Posted at 2:36 PM, Jul 23, 2021

PALM BEACH COUNTY, Fla. — Florida homes keep fetching more money than they’re worth. According to a Florida Atlantic University study, Florida homes are overpriced by more than 20%.

Tampa Bay is the most concerning, Homes sold in June for a 32% premium, up from almost 29% in May.

Jacksonville was just over a 23% increase, up from 20% in May. Orlando was up 21%, and Miami was up 17% in June compared with 14% in May.

Florida Atlantic University home prices study, July 2021.jpg
Florida Atlantic University home prices study, July 2021.

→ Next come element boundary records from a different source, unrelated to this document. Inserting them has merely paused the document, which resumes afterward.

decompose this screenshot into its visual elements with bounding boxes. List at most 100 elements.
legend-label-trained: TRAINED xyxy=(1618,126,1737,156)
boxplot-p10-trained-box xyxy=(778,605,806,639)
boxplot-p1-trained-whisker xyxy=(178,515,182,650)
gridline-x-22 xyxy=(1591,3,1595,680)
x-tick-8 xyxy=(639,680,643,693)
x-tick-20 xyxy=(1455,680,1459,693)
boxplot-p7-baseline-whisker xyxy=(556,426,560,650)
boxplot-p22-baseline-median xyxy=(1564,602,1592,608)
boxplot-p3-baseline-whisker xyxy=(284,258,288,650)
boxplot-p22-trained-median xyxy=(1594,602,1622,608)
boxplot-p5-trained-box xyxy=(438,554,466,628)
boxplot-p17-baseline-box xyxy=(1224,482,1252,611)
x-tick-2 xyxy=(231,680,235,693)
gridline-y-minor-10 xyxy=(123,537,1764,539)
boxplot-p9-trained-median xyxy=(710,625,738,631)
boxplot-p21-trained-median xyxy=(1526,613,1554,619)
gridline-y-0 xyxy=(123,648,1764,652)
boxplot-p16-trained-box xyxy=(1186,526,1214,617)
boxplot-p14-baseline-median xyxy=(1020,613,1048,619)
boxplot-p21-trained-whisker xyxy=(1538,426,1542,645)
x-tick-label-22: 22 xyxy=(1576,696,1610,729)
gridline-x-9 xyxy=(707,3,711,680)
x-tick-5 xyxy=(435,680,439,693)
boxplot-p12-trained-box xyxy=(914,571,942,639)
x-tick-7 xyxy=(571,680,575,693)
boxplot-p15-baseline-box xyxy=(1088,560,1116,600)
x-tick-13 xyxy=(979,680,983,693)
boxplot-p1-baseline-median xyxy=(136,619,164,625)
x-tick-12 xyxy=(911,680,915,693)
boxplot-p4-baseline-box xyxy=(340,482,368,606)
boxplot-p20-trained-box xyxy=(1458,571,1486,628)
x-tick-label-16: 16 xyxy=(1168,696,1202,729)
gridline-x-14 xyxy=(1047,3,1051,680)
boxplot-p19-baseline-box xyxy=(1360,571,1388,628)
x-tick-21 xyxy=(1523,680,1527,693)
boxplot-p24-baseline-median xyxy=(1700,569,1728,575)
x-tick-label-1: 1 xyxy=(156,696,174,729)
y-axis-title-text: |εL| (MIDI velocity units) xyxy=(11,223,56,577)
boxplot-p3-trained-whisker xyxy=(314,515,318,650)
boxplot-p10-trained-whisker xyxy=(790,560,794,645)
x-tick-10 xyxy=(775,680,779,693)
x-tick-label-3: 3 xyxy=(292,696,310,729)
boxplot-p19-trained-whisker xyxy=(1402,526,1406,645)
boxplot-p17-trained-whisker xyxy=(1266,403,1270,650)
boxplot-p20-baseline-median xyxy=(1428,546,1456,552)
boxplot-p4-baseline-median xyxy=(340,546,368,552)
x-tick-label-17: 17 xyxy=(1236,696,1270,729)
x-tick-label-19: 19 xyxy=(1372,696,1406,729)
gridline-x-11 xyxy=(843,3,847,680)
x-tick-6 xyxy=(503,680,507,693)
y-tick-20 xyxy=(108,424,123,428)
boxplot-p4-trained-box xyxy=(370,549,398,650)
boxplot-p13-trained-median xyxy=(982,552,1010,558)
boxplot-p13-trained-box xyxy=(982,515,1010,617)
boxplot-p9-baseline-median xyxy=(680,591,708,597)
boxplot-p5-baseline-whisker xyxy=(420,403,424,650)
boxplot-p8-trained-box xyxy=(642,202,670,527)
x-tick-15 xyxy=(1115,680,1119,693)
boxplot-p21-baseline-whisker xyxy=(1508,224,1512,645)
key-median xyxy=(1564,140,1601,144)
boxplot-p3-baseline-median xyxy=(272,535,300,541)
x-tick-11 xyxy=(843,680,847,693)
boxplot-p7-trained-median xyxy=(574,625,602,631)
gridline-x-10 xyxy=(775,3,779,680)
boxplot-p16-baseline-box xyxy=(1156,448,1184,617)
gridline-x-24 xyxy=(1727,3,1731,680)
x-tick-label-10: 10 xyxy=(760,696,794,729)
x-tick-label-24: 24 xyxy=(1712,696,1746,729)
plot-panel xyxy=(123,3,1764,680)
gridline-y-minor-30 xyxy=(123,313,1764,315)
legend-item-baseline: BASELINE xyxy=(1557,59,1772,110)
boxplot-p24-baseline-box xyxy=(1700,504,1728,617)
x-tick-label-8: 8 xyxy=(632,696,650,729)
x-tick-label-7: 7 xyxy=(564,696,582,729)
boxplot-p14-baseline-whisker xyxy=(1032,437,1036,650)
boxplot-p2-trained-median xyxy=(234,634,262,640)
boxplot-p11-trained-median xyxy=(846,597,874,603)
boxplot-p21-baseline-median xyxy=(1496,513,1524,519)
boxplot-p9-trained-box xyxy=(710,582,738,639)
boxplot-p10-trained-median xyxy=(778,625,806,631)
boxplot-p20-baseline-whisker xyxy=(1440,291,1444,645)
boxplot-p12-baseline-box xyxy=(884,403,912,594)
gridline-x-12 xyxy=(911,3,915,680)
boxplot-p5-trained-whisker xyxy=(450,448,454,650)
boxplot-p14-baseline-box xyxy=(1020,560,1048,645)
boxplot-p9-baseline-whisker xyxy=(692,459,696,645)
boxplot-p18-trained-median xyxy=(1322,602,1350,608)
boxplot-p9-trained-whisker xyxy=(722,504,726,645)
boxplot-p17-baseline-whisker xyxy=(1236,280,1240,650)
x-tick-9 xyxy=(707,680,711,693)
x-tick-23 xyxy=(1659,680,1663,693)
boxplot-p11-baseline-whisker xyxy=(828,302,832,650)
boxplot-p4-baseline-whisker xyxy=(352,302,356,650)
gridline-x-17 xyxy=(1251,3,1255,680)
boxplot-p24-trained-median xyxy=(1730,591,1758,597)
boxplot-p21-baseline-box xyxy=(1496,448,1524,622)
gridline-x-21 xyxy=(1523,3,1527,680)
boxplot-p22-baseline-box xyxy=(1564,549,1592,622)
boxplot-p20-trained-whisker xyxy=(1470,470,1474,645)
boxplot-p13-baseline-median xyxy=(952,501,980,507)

Buying a house right now is competitive.

"We looked at a house, at least one to two a week, over the course of several months," said Gabe Clements.

Clements said his family found a new home and said 12 other people did the same day

"11 of them submitted offers, and all of them were above the asking price, including us, so we had to come up with concessions," Clements said.

FAU real estate economist Ken Johnson said they started to follow the price of homes in May and noticed that in Florida homes are overpriced by 20%

"We are shocked," Johnson said.

He added these numbers are high and are similar to the cycle in 2006 when numbers were close to 60%.

"We are not approaching the territory yet that we saw 15 years ago," Johnson said. "The single-family home market is the one that is kind of crazy right now."

ReMax Serves owner David Serle said their agents are seeing the demand outrun the supply.

And Johnson said that's exactly what is happening. The COVID-19 pandemic created an inventory shortage, and then mix that in with an influx of people moving to Florida, and there are not enough homes for sale.

Johnson predicts the market will correct itself over time. He advises anyone looking to invest in a home for equity to wait for that correction

"I would avoid buying at the peak of this cycle which I fear is the peak and I would think of renting and reinvesting," Johnson said.